We spraken onze bezorgdheid uit tegenover de mannen. Die vertelden ons dat ze geen opdracht hadden gekregen om ander inpakmateriaal mee te brengen. Sterker nog: de baas had hen verteld dat ze niets hoefden in te pakken, alleen maar op te halen.
Mijn mond viel open. Na al dat mailcontact met de contactpersoon. Mijn liefje zocht telefonisch contact met de Hollandse manager maar die nam niet op. Ze liet een bericht op zijn telefoon achter. Wij zochten vervolgens het telefoonnummer van zijn Nederlandse zakenpartner. Zij werd gebeld en de situatie werd toegelicht. “Ik ben erg, erg, erg teleurgesteld” zei mijn liefje. Zij is goed in dit soort situaties (al kunnen ze haar gestolen worden)… Teleurgesteld was wel het minst toepasselijke woord om de gemoedstoestand te beschrijven waarin ik mij bevond. Aan de andere kant van de lijn werd geantwoord dat dit niet hun gebruikelijke serviceniveau was en dat op ons de 'Wet van Murphy' van toepassing was: alles dat fout kan gaan, gaat ook fout. Hier sprak een ervaringsdeskundige, bedacht ik mij. Iemand die dit soort situaties vaker aan de hand heeft. En zich daarbij neerlegt.

Er zat niets anders op: de breekbare spullen moesten achterblijven, de mannen moesten terugkomen. We wachten nu -dag 3 van de verhuizing- op de geschikte inpakmaterialen. De Nederlandse contactpersoon heeft nog niets van zich laten horen.

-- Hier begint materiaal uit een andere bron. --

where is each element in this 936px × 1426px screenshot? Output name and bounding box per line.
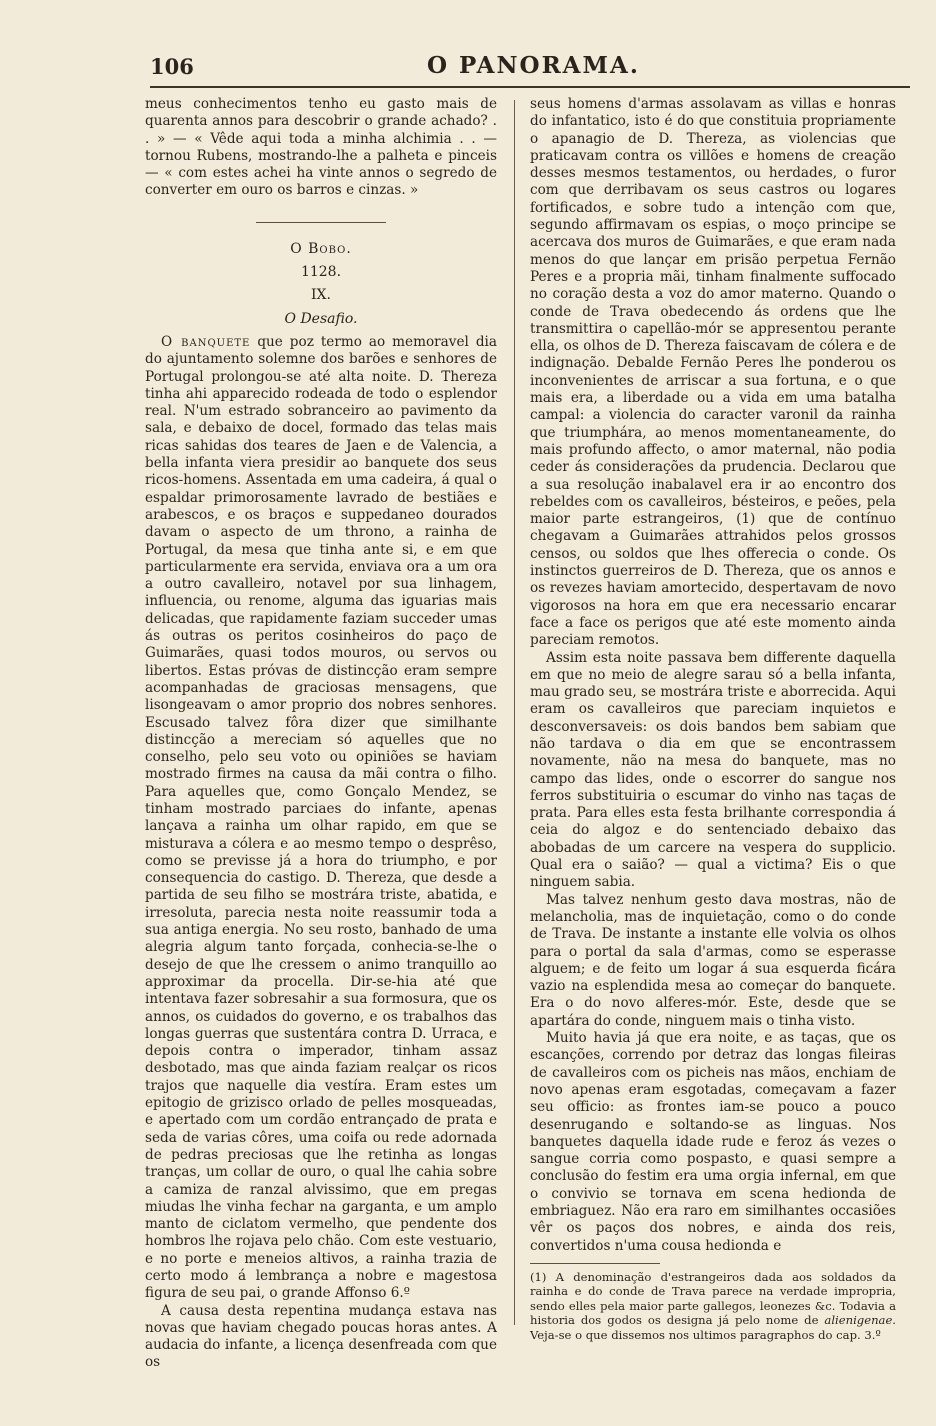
page-number: 106 <box>150 54 194 79</box>
left-column <box>145 96 497 1372</box>
footnote-divider <box>530 1263 660 1264</box>
footnote <box>530 1270 896 1342</box>
paragraph: seus homens d'armas assolavam as villas e honras do infantatico, isto é do que constituia propriamente o apanagio de D. Thereza, as violencias que praticavam contra os villões e homens de creação desses mesmos testamentos, ou herdades, o furor com que derribavam os seus castros ou logares fortificados, e sobre tudo a intenção com que, segundo affirmavam os espias, o moço principe se acercava dos muros de Guimarães, e que eram nada menos do que lançar em prisão perpetua Fernão Peres e a propria mãi, tinham finalmente suffocado no coração desta a voz do amor materno. Quando o conde de Trava obedecendo ás ordens que lhe transmittira o capellão-mór se appresentou perante ella, os olhos de D. Thereza faiscavam de cólera e de indignação. Debalde Fernão Peres lhe ponderou os inconvenientes de arriscar a sua fortuna, e o que mais era, a liberdade ou a vida em uma batalha campal: a violencia do caracter varonil da rainha que triumphára, ao menos momentaneamente, do mais profundo affecto, o amor maternal, não podia ceder ás considerações da prudencia. Declarou que a sua resolução inabalavel era ir ao encontro dos rebeldes com os cavalleiros, bésteiros, e peões, pela maior parte estrangeiros, (1) que de contínuo chegavam a Guimarães attrahidos pelos grossos censos, ou soldos que lhes offerecia o conde. Os instinctos guerreiros de D. Thereza, que os annos e os revezes haviam amortecido, despertavam de novo vigorosos na hora em que era necessario encarar face a face os perigos que até este momento ainda pareciam remotos. <box>530 96 896 649</box>
footnote-tail: Veja-se o que dissemos nos ultimos paragraphos do cap. 3.º <box>530 1327 881 1342</box>
footnote-term: alienigenae. <box>824 1313 896 1328</box>
journal-title: O PANORAMA. <box>427 52 640 79</box>
paragraph: Assim esta noite passava bem differente daquella em que no meio de alegre sarau só a bella infanta, mau grado seu, se mostrára triste e aborrecida. Aqui eram os cavalleiros que pareciam inquietos e desconversaveis: os dois bandos bem sabiam que não tardava o dia em que se encontrassem novamente, não na mesa do banquete, mas no campo das lides, onde o escorrer do sangue nos ferros substituiria o escumar do vinho nas taças de prata. Para elles esta festa brilhante correspondia á ceia do algoz e do sentenciado debaixo das abobadas de um carcere na vespera do supplicio. Qual era o saião? — qual a victima? Eis o que ninguem sabia. <box>530 649 896 891</box>
footnote-text: (1) A denominação d'estrangeiros dada aos soldados da rainha e do conde de Trava parece na verdade impropria, sendo elles pela maior parte gallegos, leonezes &c. Todavia a historia dos godos os designa já pelo nome de <box>530 1269 896 1328</box>
column-divider <box>514 100 515 1325</box>
paragraph: A causa desta repentina mudança estava nas novas que haviam chegado poucas horas antes. A audacia do infante, a licença desenfreada com que os <box>145 1302 497 1371</box>
paragraph: Mas talvez nenhum gesto dava mostras, não de melancholia, mas de inquietação, como o do conde de Trava. De instante a instante elle volvia os olhos para o portal da sala d'armas, como se esperasse alguem; e de feito um logar á sua esquerda ficára vazio na esplendida mesa ao começar do banquete. Era o do novo alferes-mór. Este, desde que se apartára do conde, ninguem mais o tinha visto. <box>530 891 896 1029</box>
lead-words: O banquete <box>161 333 251 350</box>
section-title: O Bobo. <box>290 240 352 257</box>
header-rule <box>150 86 910 88</box>
chapter-title: O Desafio. <box>284 310 358 327</box>
paragraph: Muito havia já que era noite, e as taças, que os escanções, correndo por detraz das longas fileiras de cavalleiros com os picheis nas mãos, enchiam de novo apenas eram esgotadas, começavam a fazer seu officio: as frontes iam-se pouco a pouco desenrugando e soltando-se as linguas. Nos banquetes daquella idade rude e feroz ás vezes o sangue corria como pospasto, e quasi sempre a conclusão do festim era uma orgia infernal, em que o convivio se tornava em scena hedionda de embriaguez. Não era raro em similhantes occasiões vêr os paços dos nobres, e ainda dos reis, convertidos n'uma cousa hedionda e <box>530 1030 896 1254</box>
year-heading: 1128. <box>300 264 342 281</box>
right-column <box>530 96 896 1342</box>
section-divider <box>256 222 386 223</box>
paragraph: meus conhecimentos tenho eu gasto mais de quarenta annos para descobrir o grande achado? . . » — « Vêde aqui toda a minha alchimia . . — tornou Rubens, mostrando-lhe a palheta e pinceis — « com estes achei ha vinte annos o segredo de converter em ouro os barros e cinzas. » <box>145 96 497 199</box>
chapter-number: IX. <box>311 287 331 304</box>
paragraph <box>145 334 497 1303</box>
page-header <box>150 50 910 86</box>
paragraph-body: que poz termo ao memoravel dia do ajuntamento solemne dos barões e senhores de Portugal prolongou-se até alta noite. D. Thereza tinha ahi apparecido rodeada de todo o esplendor real. N'um estrado sobranceiro ao pavimento da sala, e debaixo de docel, formado das telas mais ricas sahidas dos teares de Jaen e de Valencia, a bella infanta viera presidir ao banquete dos seus ricos-homens. Assentada em uma cadeira, á qual o espaldar primorosamente lavrado de bestiães e arabescos, e os braços e suppedaneo dourados davam o aspecto de um throno, a rainha de Portugal, da mesa que tinha ante si, e em que particularmente era servida, enviava ora a um ora a outro cavalleiro, notavel por sua linhagem, influencia, ou renome, alguma das iguarias mais delicadas, que rapidamente faziam succeder umas ás outras os peritos cosinheiros do paço de Guimarães, quasi todos mouros, ou servos ou libertos. Estas próvas de distincção eram sempre acompanhadas de graciosas mensagens, que lisongeavam o amor proprio dos nobres senhores. Escusado talvez fôra dizer que similhante distincção a mereciam só aquelles que no conselho, pelo seu voto ou opiniões se haviam mostrado firmes na causa da mãi contra o filho. Para aquelles que, como Gonçalo Mendez, se tinham mostrado parciaes do infante, apenas lançava a rainha um olhar rapido, em que se misturava a cólera e ao mesmo tempo o desprêso, como se previsse já a hora do triumpho, e por consequencia do castigo. D. Thereza, que desde a partida de seu filho se mostrára triste, abatida, e irresoluta, parecia nesta noite reassumir toda a sua antiga energia. No seu rosto, banhado de uma alegria algum tanto forçada, conhecia-se-lhe o desejo de que lhe cressem o animo tranquillo ao approximar da procella. Dir-se-hia até que intentava fazer sobresahir a sua formosura, que os annos, os cuidados do governo, e os trabalhos das longas guerras que sustentára contra D. Urraca, e depois contra o imperador, tinham assaz desbotado, mas que ainda faziam realçar os ricos trajos que naquelle dia vestíra. Eram estes um epitogio de grizisco orlado de pelles mosqueadas, e apertado com um cordão entrançado de prata e seda de varias côres, uma coifa ou rede adornada de pedras preciosas que lhe retinha as longas tranças, um collar de ouro, o qual lhe cahia sobre a camiza de ranzal alvissimo, que em pregas miudas lhe vinha fechar na garganta, e um amplo manto de ciclatom vermelho, que pendente dos hombros lhe rojava pelo chão. Com este vestuario, e no porte e meneios altivos, a rainha trazia de certo modo á lembrança a nobre e magestosa figura de seu pai, o grande Affonso 6.º <box>145 333 497 1302</box>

Een knap staaltje inburgering noem ik dat...



P.S. Het laatste deel van de verhuizing verliep vandaag goed. Er kwam een enorme hoeveelheid pakpapier, foam en bubble wrap mee in een keurig busje. Het glaswerk, keramiek en porcelein alsmede de andere breekbare spullen werden met toewijding en zorg ingepakt. Kami senang. De manager meldde zich echter nog steeds niet.